Simply stated: Cybersecurity is national security, and every cyberattack on an American bank, hospital, public school, tech company, petrol supplier, or food supplier is ultimately an attack on our own country, even if it doesn’t meet the threshold to merit a military response.

The Standard for Zero Trust

The DoD zero trust reference architecture provides the private sector with a clear blueprint for better deterring, detecting, and defending against damaging cyberattacks, and ExtraHop is committed to supporting it through existing product capabilities, future enhancements, and ongoing partnerships. We believe partner ecosystems that bring together the myriad of security technology and services providers required to support a zero trust security architecture will be critical to reducing barriers to implementation and simplifying and accelerating adoption.

As it stands, the ExtraHop Reveal(x) network detection and response platform currently supports 23 capabilities across all seven of the DoD zero trust pillars. Reveal(x) provides packet-level visibility across the entire network, including users, devices, and applications. By continuously monitoring all traffic and establishing baselines, Reveal(x) can identify suspicious or malicious activity in real time. This visibility allows you to “never trust, always verify” without slowing down crucial business processes.

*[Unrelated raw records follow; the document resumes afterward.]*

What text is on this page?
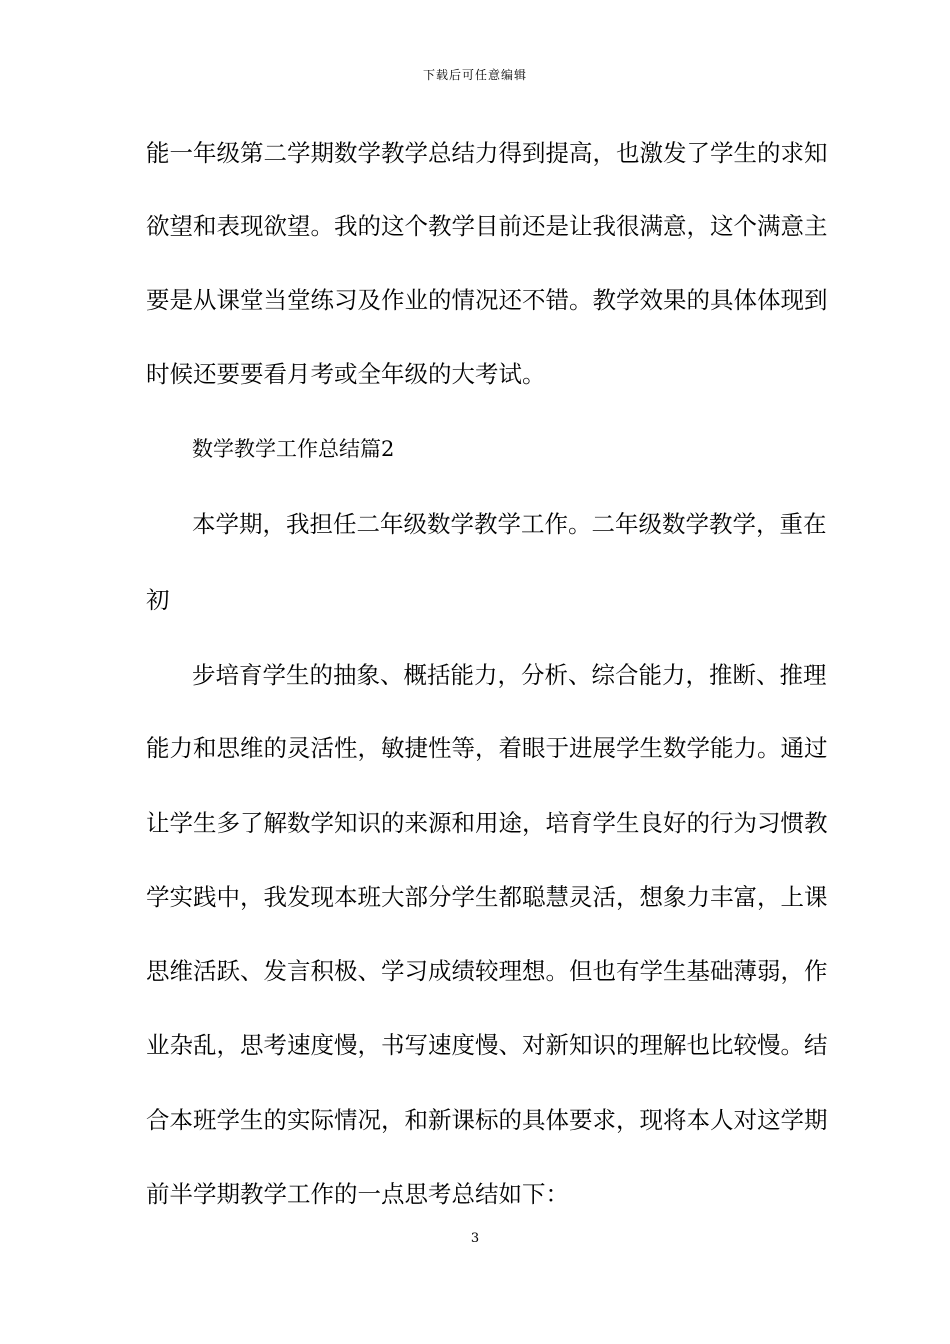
下载后可任意编辑
能一年级第二学期数学教学总结力得到提高，也激发了学生的求知
欲望和表现欲望。我的这个教学目前还是让我很满意，这个满意主
要是从课堂当堂练习及作业的情况还不错。教学效果的具体体现到
时候还要要看月考或全年级的大考试。
数学教学工作总结篇2
本学期，我担任二年级数学教学工作。二年级数学教学，重在
初
步培育学生的抽象、概括能力，分析、综合能力，推断、推理
能力和思维的灵活性，敏捷性等，着眼于进展学生数学能力。通过
让学生多了解数学知识的来源和用途，培育学生良好的行为习惯教
学实践中，我发现本班大部分学生都聪慧灵活，想象力丰富，上课
思维活跃、发言积极、学习成绩较理想。但也有学生基础薄弱，作
业杂乱，思考速度慢，书写速度慢、对新知识的理解也比较慢。结
合本班学生的实际情况，和新课标的具体要求，现将本人对这学期
前半学期教学工作的一点思考总结如下：
3
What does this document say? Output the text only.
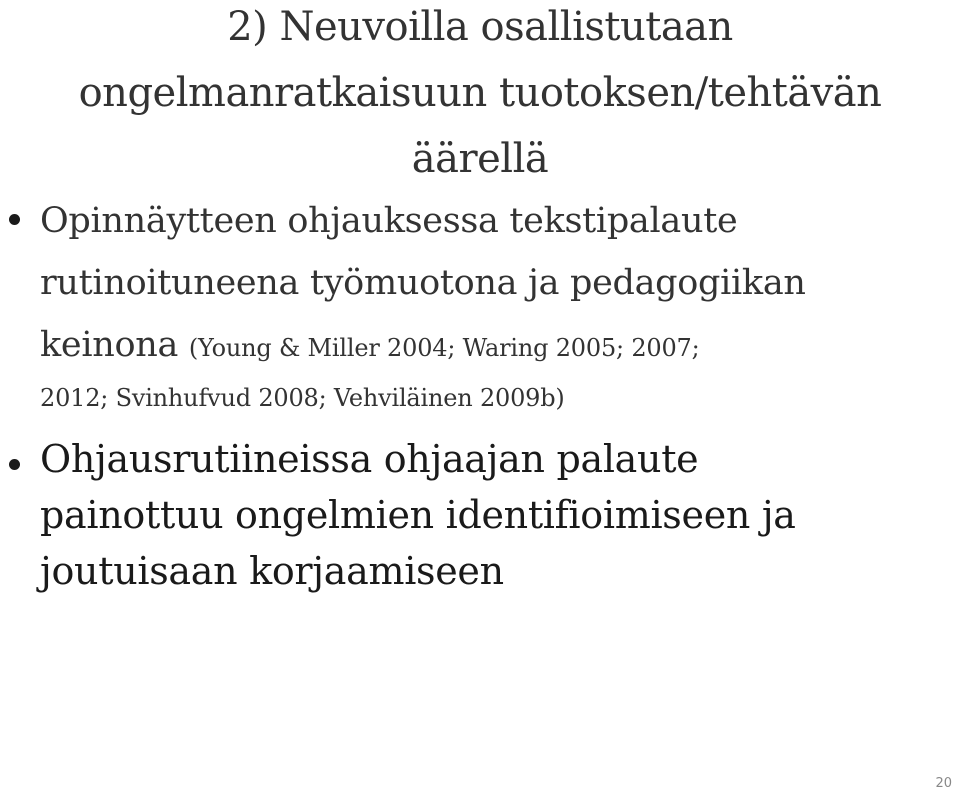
2) Neuvoilla osallistutaan
ongelmanratkaisuun tuotoksen/tehtävän
äärellä
Opinnäytteen ohjauksessa tekstipalaute
rutinoituneena työmuotona ja pedagogiikan
keinona (Young & Miller 2004; Waring 2005; 2007;
2012; Svinhufvud 2008; Vehviläinen 2009b)
Ohjausrutiineissa ohjaajan palaute
painottuu ongelmien identifioimiseen ja
joutuisaan korjaamiseen
20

ExtraHop’s support for the DoD’s zero trust strategy and reference architecture is one more example of our long-standing commitment to the Federal government and national security interests. A few weeks before the Biden administration announced in early August plans to restrict U.S. investment in China, ExtraHop CEO Patrick Dennis announced that ExtraHop will not do business in or with China due to the cyber and geopolitical threats it poses. In June, ExtraHop participated in the DoD’s 10th Cyber Shield training exercise.

As a retired U.S. Air Force Colonel, the matter of protecting our nation, our freedoms, values, markets, and way of life from all manner of attack is deeply personal to me. The DoD zero trust strategy will compel private-sector enterprises that do business with the DoD to also implement zero trust. I’m proud to be part of a company that shares the mission of protecting our country from adversaries and has made and continues to make deep and meaningful commitments to carrying it out.

GARTNER is a registered trademark and service mark of Gartner, Inc. and/or its affiliates in the U.S. and internationally and is used herein with permission. All rights reserved.

1. Gartner Press Release, “Gartner Predicts 10% of Large Enterprises Will Have a Mature and Measurable Zero-Trust Program in Place by 2026,” January 23, 2023. https://www.gartner.com/en/newsroom/press-releases/2023-01-23-gartner-predicts-10-percent-of-large-enterprises-will-have-a-mature-and-measurable-zero-trust-program-in-place-by-2026
2. NIST SP 800-207 Zero Trust Architecture, August 2020.
3. Department of Defense (DoD) Zero Trust Reference Architecture Version 2.0, July 2022.